Looks old…because it is. In one form or another, Nissan’s venerable Frontier can trace its origins back to the mid-Noughties. Yet in some respects, its design is even more dated than that. To these eyes, there’s something deeply unhappy about the way the cargo bed sits behind the two-door cab – almost as though two unrelated vehicles have been welded together. Four-door models are slightly more coherent, but there’s still little about the Frontier’s design that would have been surprising in the Nineties. Here in the 2020s, in an age of Rivians and Ridgelines, the big Nissan’s design is way behind the times.

The all-important bed can be either five or six feet in length, taking almost 1,500 lb of cargo weight. Adding a crew cab costs $1,300, while all-wheel drive will increase your sticker price by $3,200. These increments must be offset against competitively low starting prices, with S trim retailing at $30,485. However, it’s not the model we’d buy.

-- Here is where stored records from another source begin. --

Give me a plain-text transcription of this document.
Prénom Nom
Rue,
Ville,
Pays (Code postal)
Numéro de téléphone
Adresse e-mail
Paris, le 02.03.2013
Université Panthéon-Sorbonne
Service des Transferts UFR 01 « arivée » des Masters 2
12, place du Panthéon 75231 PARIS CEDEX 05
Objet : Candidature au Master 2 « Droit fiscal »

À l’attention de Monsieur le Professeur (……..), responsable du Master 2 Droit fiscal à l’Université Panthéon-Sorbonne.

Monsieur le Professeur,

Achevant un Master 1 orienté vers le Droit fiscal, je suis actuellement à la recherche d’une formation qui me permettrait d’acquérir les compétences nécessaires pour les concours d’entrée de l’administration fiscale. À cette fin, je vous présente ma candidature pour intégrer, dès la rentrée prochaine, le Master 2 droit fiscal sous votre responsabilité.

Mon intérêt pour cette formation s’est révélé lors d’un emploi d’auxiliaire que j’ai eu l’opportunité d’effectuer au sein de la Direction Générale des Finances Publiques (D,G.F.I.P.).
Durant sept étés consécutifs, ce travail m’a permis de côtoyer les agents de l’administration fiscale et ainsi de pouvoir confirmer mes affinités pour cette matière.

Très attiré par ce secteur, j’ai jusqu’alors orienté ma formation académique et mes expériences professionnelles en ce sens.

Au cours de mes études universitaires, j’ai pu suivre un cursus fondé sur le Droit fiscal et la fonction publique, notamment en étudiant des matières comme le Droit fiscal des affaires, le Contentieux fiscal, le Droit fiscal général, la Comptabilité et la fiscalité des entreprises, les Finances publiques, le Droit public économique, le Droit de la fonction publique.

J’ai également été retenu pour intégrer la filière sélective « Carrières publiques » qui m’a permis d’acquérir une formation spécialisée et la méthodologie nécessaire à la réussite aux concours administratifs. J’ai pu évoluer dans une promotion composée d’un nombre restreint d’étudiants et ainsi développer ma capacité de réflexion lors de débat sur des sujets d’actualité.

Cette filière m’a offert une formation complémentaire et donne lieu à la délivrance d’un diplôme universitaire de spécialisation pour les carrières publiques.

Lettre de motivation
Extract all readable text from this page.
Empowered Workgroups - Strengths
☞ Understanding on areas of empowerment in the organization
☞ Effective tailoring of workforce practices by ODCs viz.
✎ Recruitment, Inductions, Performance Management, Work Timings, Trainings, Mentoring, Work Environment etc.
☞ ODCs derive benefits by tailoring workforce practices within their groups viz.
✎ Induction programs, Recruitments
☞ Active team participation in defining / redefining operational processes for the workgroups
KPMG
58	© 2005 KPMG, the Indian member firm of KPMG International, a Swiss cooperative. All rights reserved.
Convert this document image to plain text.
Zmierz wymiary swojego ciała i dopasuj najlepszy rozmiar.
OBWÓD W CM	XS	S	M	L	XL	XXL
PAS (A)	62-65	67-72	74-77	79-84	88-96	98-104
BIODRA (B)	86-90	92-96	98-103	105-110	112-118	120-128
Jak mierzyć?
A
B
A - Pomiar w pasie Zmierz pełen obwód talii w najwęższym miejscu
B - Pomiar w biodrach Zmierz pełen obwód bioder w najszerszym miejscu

Mid-range maestro. In its cheapest S guise, the Frontier is nowhere near as spartan as entry-level RAMs or Silverados. It comes with LED lighting, power locks and windows, an eight-inch touchscreen and a seven-inch digital instrument panel. Even so, we’d move up to mid-tier SV trim, whose goodies include alloy wheels and a power-adjustable driving seat. It’s much better value than the off-road-focused Pro-4X model, with its Bilstein shocks and locking rear diff; prices can easily pass $45,000 if you start ticking options boxes in the dealership. For instance, a Fender audio system and sunroof are bundled together with leather trim for $2,790.

Speaking of value, the Frontier’s economy is pretty poor. Though it may not concern many truck buyers, you’re looking at 20 MPG combined in RWD models and 19 when all four wheels are driven. Don’t expect environmentalists to salute as you roll past.

Decent road manners. The Frontier is the latest in a long line of highly capable off-roaders to wear the Nissan badge, but its retro looks bely surprisingly sophisticated road manners. Let’s start with the engine – a powerful 3.8-liter V6 which generates over 300 hp and over 280 lb-ft of torque. It’s smooth, paired to an equally creamy nine-speed automatic transmission, yet it can pull a 6,570-lb trailer. Despite still using leaf spring suspension at the back (with independent front suspension at least acknowledging the 21st century), the ride is acceptable, though it’s on the firm side of comfortable.

By the (admittedly low) class standards, the Frontier is good to drive, mainly thanks to meaty steering which retains hydraulic assistance. Like the aforementioned leaf springs, this is seriously outdated technology in an age when most vehicles use electric steering. It also poses challenges at low speeds, where a degree of upper body strength is required to turn the wheel.

2023 Nissan Frontier Interior

Not the best for families. If you’re buying an Extended Cab, rear seat occupants will be greeted by the sight of two drop-down seat bases and recessed lower back sections, surrounded by hard plastic with vertical headrests bolted on top. This is a pretty grim place to sit if you’re a biped, though dogs won’t mind too much. Crew Cab configurations have actual seats, but ignore the central rear belt – it’s a red herring. Two people will be squashed in here, and a third person would need Vaseline to get in and out.

You wouldn’t expect Lexus-like luxury in a Frontier, and that’s a good job because you won’t get it. Hard plastics and drab colors abound. The sea-of-gray dash is a good case in point, though at least the eight-inch infotainment screen is integrated into the dash rather than awkwardly perched on top of it. Cheaper trims have too many blank plastic switches, while materials get increasingly brittle and scratchy the further down you look.

Final thoughts. Between the $30,000 and $40,000 price points, you can choose from a variety of underwhelming trucks. The Frontier is right at home amid mediocre opposition like the Ford Ranger and Chevrolet Colorado, since it’s equally hard to recommend. Awkward styling and awful rear seat accommodation are allied to a perfunctory warranty, poor gas mileage and safety that’s summed up by a rare four-star NHTSA rating. It looks dated because it is, and forthcoming rival replacements will betray its age even further.

Reasons to buy one? The Pro-4X model delivers serious off-road prowess, while every model rides competently and grips impressively. Power is smooth and refined, with decent towing credentials, and base S models are better equipped than some entry-level trucks. Otherwise, pluses are mostly canceled out by minuses. It’s good to see automatic emergency braking with pedestrian detection on the standard equipment list, but blind-spot monitoring and adaptive cruise are options. The heavy steering is fun on a winding road, but a chore in a car park. In conclusion, the Frontier will do a job – but rivals will do it better.